Os crimes contra Marco Antônio, julgado por homicí­dio culposo – com pena de um ano e dois meses – e a tentativa de homicídio contra Sérgio Na­druz Coelho – onde Cury foi condenado a 14 anos de prisão e, considerando a qualificadora e outra redução, ficou em seis anos e dois meses – não tive­ram as penas cumpridas. Em ambos os casos, acabaram prescrevendo, por serem pe­nas inferiores a oito anos.

Ainda em 2016, a defesa de Cury recorreu. Já havia afirma­do previamente que recorreria da decisão por considerar a pena imposta desproporcional, em virtude do reconhecimento do júri popular sobre a redução prevista pelas atenuantes, como violenta emoção. O advogado foi procurado pela reportagem, mas preferiu não se manifestar.

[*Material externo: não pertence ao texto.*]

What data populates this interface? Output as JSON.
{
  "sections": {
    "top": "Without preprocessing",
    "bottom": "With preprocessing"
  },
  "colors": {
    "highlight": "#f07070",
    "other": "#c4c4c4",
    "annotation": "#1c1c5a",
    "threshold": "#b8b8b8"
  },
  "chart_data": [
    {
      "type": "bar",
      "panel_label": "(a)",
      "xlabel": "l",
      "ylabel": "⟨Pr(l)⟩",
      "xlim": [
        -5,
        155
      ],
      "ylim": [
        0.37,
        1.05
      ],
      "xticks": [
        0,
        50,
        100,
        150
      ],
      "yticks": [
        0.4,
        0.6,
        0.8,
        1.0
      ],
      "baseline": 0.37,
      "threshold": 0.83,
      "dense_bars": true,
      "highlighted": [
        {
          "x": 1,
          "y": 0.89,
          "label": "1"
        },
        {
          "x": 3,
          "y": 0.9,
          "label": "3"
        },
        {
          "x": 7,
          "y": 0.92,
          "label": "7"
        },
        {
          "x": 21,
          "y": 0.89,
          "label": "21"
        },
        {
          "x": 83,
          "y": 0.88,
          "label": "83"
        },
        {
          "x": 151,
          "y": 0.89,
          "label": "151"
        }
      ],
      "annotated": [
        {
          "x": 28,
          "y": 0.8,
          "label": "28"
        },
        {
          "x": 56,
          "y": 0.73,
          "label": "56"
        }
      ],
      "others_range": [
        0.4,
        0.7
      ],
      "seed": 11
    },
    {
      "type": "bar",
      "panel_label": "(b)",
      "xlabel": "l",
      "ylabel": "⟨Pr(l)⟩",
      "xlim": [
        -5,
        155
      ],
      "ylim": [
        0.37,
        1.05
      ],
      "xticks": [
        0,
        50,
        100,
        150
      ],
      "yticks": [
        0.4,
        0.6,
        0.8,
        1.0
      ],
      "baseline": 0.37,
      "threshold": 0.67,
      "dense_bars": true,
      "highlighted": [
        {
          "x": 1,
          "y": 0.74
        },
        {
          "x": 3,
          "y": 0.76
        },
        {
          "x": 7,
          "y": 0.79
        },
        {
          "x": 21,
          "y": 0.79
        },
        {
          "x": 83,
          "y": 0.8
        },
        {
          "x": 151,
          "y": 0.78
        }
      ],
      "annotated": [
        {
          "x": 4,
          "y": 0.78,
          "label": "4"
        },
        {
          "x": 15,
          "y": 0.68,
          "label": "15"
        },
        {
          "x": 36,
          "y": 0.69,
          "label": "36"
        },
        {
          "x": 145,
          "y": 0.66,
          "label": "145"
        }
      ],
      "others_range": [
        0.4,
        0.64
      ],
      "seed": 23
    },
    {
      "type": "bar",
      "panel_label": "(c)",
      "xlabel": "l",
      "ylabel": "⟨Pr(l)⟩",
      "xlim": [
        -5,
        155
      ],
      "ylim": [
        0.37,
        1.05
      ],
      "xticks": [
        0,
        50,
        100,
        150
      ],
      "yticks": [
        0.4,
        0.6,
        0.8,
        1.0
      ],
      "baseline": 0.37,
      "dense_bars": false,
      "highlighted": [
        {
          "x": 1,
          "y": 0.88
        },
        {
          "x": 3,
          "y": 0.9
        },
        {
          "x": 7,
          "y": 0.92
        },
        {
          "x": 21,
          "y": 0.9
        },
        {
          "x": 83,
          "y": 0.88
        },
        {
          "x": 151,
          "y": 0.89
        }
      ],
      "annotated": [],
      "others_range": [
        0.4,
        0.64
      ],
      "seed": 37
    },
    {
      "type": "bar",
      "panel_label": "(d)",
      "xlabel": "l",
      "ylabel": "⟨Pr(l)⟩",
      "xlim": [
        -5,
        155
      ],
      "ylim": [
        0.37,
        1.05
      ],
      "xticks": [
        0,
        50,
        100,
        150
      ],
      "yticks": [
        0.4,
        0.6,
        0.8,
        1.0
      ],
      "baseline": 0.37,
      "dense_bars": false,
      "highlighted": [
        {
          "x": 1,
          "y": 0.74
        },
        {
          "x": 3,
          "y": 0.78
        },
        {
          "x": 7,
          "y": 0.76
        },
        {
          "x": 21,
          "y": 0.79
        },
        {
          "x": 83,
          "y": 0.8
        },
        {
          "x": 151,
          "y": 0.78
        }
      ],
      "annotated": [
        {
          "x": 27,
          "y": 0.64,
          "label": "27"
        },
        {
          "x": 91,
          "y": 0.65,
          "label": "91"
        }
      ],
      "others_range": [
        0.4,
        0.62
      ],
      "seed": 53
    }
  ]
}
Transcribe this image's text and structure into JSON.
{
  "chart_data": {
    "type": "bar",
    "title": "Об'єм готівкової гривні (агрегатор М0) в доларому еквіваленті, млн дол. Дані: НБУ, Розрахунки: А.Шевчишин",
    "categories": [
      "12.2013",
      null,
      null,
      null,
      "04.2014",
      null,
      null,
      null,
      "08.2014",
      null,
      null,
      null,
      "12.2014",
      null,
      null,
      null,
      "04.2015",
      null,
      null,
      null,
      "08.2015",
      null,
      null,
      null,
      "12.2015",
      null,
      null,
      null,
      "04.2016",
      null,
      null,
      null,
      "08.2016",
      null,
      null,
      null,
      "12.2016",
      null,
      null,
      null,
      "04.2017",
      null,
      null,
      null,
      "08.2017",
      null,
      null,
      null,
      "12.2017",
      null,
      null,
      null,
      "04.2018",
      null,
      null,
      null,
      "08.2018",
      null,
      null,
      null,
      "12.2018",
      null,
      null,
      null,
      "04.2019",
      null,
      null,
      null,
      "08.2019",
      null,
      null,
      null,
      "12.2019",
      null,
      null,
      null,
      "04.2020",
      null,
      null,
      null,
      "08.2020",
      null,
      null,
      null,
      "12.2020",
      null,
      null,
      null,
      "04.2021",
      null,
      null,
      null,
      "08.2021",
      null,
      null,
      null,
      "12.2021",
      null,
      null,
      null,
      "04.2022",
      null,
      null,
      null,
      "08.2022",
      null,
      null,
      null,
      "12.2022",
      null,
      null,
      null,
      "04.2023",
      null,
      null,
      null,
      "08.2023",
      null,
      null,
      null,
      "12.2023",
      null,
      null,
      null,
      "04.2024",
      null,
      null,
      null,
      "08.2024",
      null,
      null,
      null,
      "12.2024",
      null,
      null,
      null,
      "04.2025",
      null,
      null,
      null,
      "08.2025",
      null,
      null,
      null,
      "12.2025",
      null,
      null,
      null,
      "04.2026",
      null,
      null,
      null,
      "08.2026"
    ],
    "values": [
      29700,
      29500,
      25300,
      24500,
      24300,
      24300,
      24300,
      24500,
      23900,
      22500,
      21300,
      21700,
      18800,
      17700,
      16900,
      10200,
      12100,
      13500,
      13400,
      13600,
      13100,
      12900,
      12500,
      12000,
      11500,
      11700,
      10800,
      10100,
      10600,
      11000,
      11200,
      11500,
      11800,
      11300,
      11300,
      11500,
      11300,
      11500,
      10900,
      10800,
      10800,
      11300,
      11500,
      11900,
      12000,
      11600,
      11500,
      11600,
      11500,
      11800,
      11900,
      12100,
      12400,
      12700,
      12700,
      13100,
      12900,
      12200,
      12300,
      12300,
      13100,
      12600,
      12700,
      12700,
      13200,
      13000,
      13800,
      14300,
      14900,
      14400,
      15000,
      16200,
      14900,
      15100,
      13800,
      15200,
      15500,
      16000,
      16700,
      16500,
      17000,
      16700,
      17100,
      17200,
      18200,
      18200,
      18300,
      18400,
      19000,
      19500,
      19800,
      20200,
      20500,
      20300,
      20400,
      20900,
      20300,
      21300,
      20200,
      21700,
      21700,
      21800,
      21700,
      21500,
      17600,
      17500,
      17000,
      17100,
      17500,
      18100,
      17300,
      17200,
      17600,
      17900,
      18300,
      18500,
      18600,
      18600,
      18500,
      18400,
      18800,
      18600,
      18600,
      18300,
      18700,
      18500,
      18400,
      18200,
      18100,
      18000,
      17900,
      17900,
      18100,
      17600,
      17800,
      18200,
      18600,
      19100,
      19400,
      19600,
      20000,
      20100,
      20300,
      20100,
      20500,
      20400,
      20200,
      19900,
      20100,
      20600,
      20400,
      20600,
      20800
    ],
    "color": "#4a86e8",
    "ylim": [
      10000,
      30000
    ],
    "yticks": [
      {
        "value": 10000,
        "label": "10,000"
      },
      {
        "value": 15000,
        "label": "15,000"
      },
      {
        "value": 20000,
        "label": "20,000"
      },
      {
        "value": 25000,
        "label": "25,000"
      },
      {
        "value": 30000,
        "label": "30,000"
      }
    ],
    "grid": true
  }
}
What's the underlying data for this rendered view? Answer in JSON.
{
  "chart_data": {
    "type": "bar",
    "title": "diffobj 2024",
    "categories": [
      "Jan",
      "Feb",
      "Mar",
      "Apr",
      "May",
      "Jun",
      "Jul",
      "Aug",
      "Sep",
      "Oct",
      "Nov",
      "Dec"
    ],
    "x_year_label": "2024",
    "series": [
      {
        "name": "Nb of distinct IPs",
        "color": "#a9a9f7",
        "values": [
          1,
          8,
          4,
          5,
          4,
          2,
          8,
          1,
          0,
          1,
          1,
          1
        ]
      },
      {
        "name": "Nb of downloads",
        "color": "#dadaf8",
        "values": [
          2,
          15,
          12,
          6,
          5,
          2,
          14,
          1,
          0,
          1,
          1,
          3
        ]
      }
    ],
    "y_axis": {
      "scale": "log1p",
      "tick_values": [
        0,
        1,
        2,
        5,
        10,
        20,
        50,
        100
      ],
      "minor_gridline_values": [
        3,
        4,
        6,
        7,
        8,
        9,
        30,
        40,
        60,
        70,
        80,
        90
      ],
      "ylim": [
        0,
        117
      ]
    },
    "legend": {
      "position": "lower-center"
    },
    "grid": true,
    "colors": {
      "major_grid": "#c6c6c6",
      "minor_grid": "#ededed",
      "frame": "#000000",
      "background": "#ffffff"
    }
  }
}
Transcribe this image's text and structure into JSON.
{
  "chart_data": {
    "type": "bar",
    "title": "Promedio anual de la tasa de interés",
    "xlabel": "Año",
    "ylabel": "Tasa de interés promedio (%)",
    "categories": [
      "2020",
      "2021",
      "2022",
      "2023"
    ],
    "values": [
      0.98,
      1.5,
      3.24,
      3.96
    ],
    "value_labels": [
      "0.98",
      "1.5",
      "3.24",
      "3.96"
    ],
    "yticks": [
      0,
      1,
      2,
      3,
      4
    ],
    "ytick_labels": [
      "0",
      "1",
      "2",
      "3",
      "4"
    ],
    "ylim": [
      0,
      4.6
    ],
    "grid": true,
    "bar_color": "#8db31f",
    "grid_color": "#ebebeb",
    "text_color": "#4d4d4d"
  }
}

Em 2018 o Tribunal de Jus­tiça de São Paulo (TJSP) man­teve a condenação de nove anos e quatro meses de prisão. Novo recurso, desta feita ao Su­premo Tribunal Federal (STF), em Brasília. Ainda em 2018, o ministro Marco Aurélio, do STF, concedeu salvo-conduto para que Cury seguisse em li­berdade até a preclusão maior da pena, isto é, até que se esgo­tassem todo e qualquer recurso.

Final melancólico
No dia 9 de dezembro de 2020 a juíza Marta Rodrigues Maffeis determinou o arqui­vamento do processo, ten­do em vista a declaração da extinção da punibilidade do acusado pelo STF. Assim, sem passar um dia sequer atrás das grades, Marcelo Cury viu extintas as chances de pisar numa prisão como senten­ciado. Foram 25 anos de uma exaustiva batalha judicial.

A Albano’s encerrou suas atividades poucos anos depois e o local perdeu as características da época do crime que marcou época em Ribeirão Preto. Hoje uma loja de colchões funciona no lugar

Hoje aposentado, o dele­gado que coordenou a inves­tigação e presidiu o inquérito lamenta como tudo terminou. “Começou com uma pequena discussão que gerou tudo isso. Ainda teve a morte do funcio­nário da empresa da família. Na época, pedi prisão tem­porária, mas o advogado não apresentou o investigado. En­tão pedi a preventiva. O caso foi para o Fórum. A Polícia Civil fez um grande trabalho e bem rápido. Na época até che­gamos a ser assediados para não ter pressa, mas fizemos tudo com rapidez e encami­nhamos o caso à promotoria. Infelizmente isso é uma ver­gonha para a Justiça brasilei­ra”, lamentou Cesário da Silva.

Marco Antônio teria hoje 54 anos. Falco Neto, que ti­nha dois filhos, estaria com 59 anos. A principal testemunha do caso, Sérgio Coelho, decla­rou em 2016 que foi vítima de uma execução e temia por sua vida, pois acreditava que pudes­sem matá-lo como “queima de arquivo”. Ele tem hoje 60 anos e não foi encontrado para fa­lar a respeito do caso. Em en­trevista, há cerca de oito anos, Sérgio se mostrou indignado e clamava por justiça.

E Marcelo Zacharias Afif Cury está atualmente com 48 anos. Depois de 25 anos, uma certeza: uma boa defe­sa garante a liberdade. Mas, certamente, não é sinônimo de paz. Foram duas décadas de uma das maiores batalhas jurídicas da história de Ri­beirão Preto.